ASA 124th Meeting New Orleans 1992 October

4aSP7. Effect of token variability on discrimination between vowel sounds II.

D. E. Ronan

R. M. Uchanski

L. D. Braida

Res. Lab. of Electron., MIT, Cambridge, MA 02139

Uchanski et al. [J. Acoust. Soc. Am. 90, 2254 (A) (1991)] reported significant sensitivity differences between discrimination experiments in which each vowel was represented by only four tokens (utterances) and experiments in which the same four tokens were embedded in a larger set of 16 tokens. In present experiments, the set size was fixed at 8 but the specific tokens representing one vowel were changed while those representing the other vowel were fixed. Listeners attempted to discriminate between the vowels /ae/ and /ah/ occurring in distorted [M. R. Schroeder, J. Acoust. Soc. Am. 44, 1735--1736 (1968)] /h/--V--/d/ syllables.

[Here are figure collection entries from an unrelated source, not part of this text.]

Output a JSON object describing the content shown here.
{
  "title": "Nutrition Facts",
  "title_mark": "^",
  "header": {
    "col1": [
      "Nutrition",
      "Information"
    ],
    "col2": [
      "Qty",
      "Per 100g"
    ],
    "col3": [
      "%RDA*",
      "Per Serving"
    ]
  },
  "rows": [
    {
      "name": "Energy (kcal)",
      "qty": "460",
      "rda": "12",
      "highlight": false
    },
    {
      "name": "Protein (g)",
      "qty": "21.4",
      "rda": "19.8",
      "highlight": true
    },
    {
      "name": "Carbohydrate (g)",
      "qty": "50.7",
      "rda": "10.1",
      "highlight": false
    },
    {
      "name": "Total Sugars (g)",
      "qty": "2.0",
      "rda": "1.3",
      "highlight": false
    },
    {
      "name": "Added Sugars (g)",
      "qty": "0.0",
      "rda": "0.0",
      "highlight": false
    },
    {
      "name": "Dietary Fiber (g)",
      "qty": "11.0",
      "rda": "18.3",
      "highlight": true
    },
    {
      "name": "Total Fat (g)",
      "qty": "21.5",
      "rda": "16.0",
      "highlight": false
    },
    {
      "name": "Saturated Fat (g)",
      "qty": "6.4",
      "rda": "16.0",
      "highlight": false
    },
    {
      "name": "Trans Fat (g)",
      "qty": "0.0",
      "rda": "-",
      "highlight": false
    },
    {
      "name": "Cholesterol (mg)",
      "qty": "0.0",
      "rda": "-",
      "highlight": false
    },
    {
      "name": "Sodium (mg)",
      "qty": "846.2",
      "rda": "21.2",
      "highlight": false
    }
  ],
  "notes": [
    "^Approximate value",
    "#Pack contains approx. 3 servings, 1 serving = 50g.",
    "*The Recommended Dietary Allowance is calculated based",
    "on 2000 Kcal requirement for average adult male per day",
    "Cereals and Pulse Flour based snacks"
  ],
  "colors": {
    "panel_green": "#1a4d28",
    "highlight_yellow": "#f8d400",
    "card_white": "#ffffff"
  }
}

Sensitivity was found to be more highly correlated ((rho)(approximately equal to)0.8) across conditions for a given subject than across subjects for a given condition ((rho)(approximately equal to)0.5). This suggests that each subject weighted the available discrimination cues in a fairly stable fashion across conditions, but that the weights varied from subject to subject. Multiple regression analyses indicate that sensitivity can be accounted for by a small set of physical parameters of the undistorted syllables: F2, F0, and syllable duration.